While Houston and surrounding areas were suffering from loss of electricity and gasoline shortages, Chamberlin was prepared to begin emergency repairs immediately after the hurricane ran its course. Generators were on hand to run the office’s phone and computer systems, and gasoline was delivered to power the truck fleet. Chamberlin’s project management team created a “situation room” to handle the large call volume and dispatch technicians to clients that needed help fast – clients like Memorial Hermann.

The five-building Memorial Hermann campus suffered significant damage to its Spanish tile and flat roofing systems. The tiles that remained intact on the roof were loose and posed a life-safety risk to pedestrians below.

“When you first looked at the building, you could not see the magnitude of damage on the multiple roof areas,” said Manhattan Construction Project Manager Lisa Cantrell. “The broken tiles created a chain reaction of damage.”
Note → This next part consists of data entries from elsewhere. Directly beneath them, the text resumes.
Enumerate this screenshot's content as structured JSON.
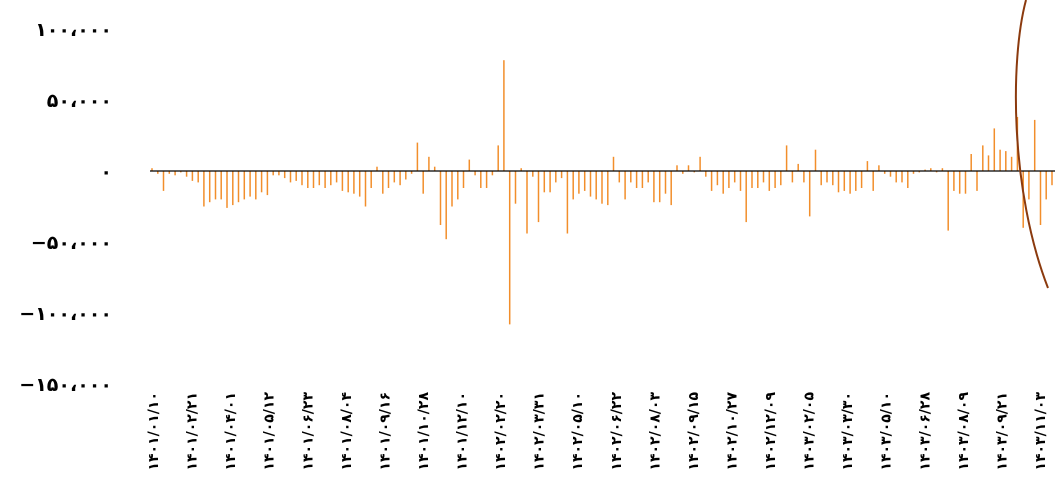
{
  "chart_data": {
    "type": "bar",
    "title": "",
    "xlabel": "",
    "ylabel": "",
    "ylim": [
      -150000,
      100000
    ],
    "grid": false,
    "bar_color": "#f28e2b",
    "zero_line_color": "#000000",
    "highlight_color": "#8b3a0e",
    "y_ticks": [
      {
        "value": 100000,
        "label": "۱۰۰،۰۰۰"
      },
      {
        "value": 50000,
        "label": "۵۰،۰۰۰"
      },
      {
        "value": 0,
        "label": "۰"
      },
      {
        "value": -50000,
        "label": "−۵۰،۰۰۰"
      },
      {
        "value": -100000,
        "label": "−۱۰۰،۰۰۰"
      },
      {
        "value": -150000,
        "label": "−۱۵۰،۰۰۰"
      }
    ],
    "x_tick_labels": [
      "۱۴۰۱/۰۱/۱۰",
      "۱۴۰۱/۰۲/۲۱",
      "۱۴۰۱/۰۴/۰۱",
      "۱۴۰۱/۰۵/۱۲",
      "۱۴۰۱/۰۶/۲۳",
      "۱۴۰۱/۰۸/۰۴",
      "۱۴۰۱/۰۹/۱۶",
      "۱۴۰۱/۱۰/۲۸",
      "۱۴۰۱/۱۲/۱۰",
      "۱۴۰۲/۰۲/۲۰",
      "۱۴۰۲/۰۳/۳۱",
      "۱۴۰۲/۰۵/۱۰",
      "۱۴۰۲/۰۶/۲۲",
      "۱۴۰۲/۰۸/۰۳",
      "۱۴۰۲/۰۹/۱۵",
      "۱۴۰۲/۱۰/۲۷",
      "۱۴۰۲/۱۲/۰۹",
      "۱۴۰۳/۰۲/۰۵",
      "۱۴۰۳/۰۳/۳۰",
      "۱۴۰۳/۰۵/۱۰",
      "۱۴۰۳/۰۶/۲۸",
      "۱۴۰۳/۰۸/۰۹",
      "۱۴۰۳/۰۹/۲۱",
      "۱۴۰۳/۱۱/۰۳"
    ],
    "values": [
      2000,
      -2000,
      -14000,
      -2000,
      -3000,
      -1000,
      -4000,
      -7000,
      -8000,
      -25000,
      -22000,
      -20000,
      -20000,
      -26000,
      -24000,
      -22000,
      -20000,
      -18000,
      -20000,
      -15000,
      -17000,
      -3000,
      -3000,
      -5000,
      -8000,
      -7000,
      -10000,
      -12000,
      -12000,
      -10000,
      -12000,
      -10000,
      -8000,
      -14000,
      -15000,
      -16000,
      -18000,
      -25000,
      -12000,
      3000,
      -16000,
      -12000,
      -8000,
      -10000,
      -6000,
      -2000,
      20000,
      -16000,
      10000,
      3000,
      -38000,
      -48000,
      -25000,
      -20000,
      -12000,
      8000,
      -3000,
      -12000,
      -12000,
      -3000,
      18000,
      78000,
      -108000,
      -23000,
      2000,
      -44000,
      -4000,
      -36000,
      -15000,
      -15000,
      -8000,
      -5000,
      -44000,
      -20000,
      -16000,
      -14000,
      -18000,
      -20000,
      -23000,
      -24000,
      10000,
      -8000,
      -20000,
      -8000,
      -12000,
      -12000,
      -8000,
      -22000,
      -22000,
      -16000,
      -24000,
      4000,
      -2000,
      4000,
      -1000,
      10000,
      -4000,
      -14000,
      -10000,
      -16000,
      -12000,
      -8000,
      -14000,
      -36000,
      -12000,
      -12000,
      -8000,
      -14000,
      -12000,
      -10000,
      18000,
      -8000,
      5000,
      -8000,
      -32000,
      15000,
      -10000,
      -8000,
      -10000,
      -15000,
      -14000,
      -16000,
      -14000,
      -12000,
      7000,
      -14000,
      4000,
      -2000,
      -4000,
      -8000,
      -8000,
      -12000,
      -2000,
      -1000,
      1000,
      2000,
      -1000,
      2000,
      -42000,
      -14000,
      -16000,
      -16000,
      12000,
      -14000,
      18000,
      11000,
      30000,
      15000,
      14000,
      10000,
      38000,
      -40000,
      -20000,
      36000,
      -38000,
      -20000,
      -10000
    ]
  }
}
Over the course of three weeks, Chamberlin worked to remove the hazardous debris, stabilize existing roof systems and install temporary roofs on the Life Flight helipad, over the emergency room entrance and throughout the entire campus until permanent repairs could be made. Chamberlin was called upon again shortly after temporary repairs were made to install the permanent roofs atop the Memorial Hermann Cullen and Jones Pavilions, the Heart and Vascular Institute and The Institute for Rehabilitation and Research (TIRR) buildings.

The Chamberlin team installed a two-ply modified membrane roofing system along with wood blocking, sheet metal flashing and trim. Part of Chamberlin’s contract also included replacing the Spanish tile that was blown off in the storm. Chamberlin employed Graziano Roofing of Texas for their expertise in tile installation.

On both temporary and permanent repair projects, accessing the various roof areas was a significant challenge. Space limitations intrinsic to the Texas Medical Center provided no areas for material storage and no place to put a crane large enough to move materials. In addition, roof terrain that varied from totally flat to extremely steep made work conditions highly diverse. Some could not be accessed by crane, so smaller cranes were brought in to lift material to one roof level so that it could be hoisted to another level.

Beyond logistical challenges related to material management and construction in tight quarters, working on site also required Chamberlin maintain constant communication with Manhattan Construction and the hospital in order to ensure patient care was not marginalized in any way. Chamberlin coordinated as many as 50 on-site roofing mechanics each day.

Roofs were installed above operating, recovery and patient rooms. Likewise, modifications were made to the fireproofing beneath the roof deck inside the rooms. Each day, areas directly below construction work were closed off to patients and hospital staff for safety purposes.

“In the instance of an office building, for example, work can take place after hours,” explained Chamberlin Project Manager, Bob Edwards. “In this case we were performing work on a hospital that is occupied 24 hours a day, seven days a week. So, limiting disruption to patients was as much of a challenge as it was a priority. We had to work closely with Manhattan Construction and the hospital to close areas as needed.”

Despite the project challenges, Chamberlin went through the Memorial Hermann campus almost as fast as Hurricane Ike did.

“It was amazing how fast the project was mobilized and new roofs were installed, “said Manhattan Project Manager Sean Crozier. “Chamberlin was extremely timely on the emergency repairs, and their commitment and ability to get the hospital up and running was outstanding.”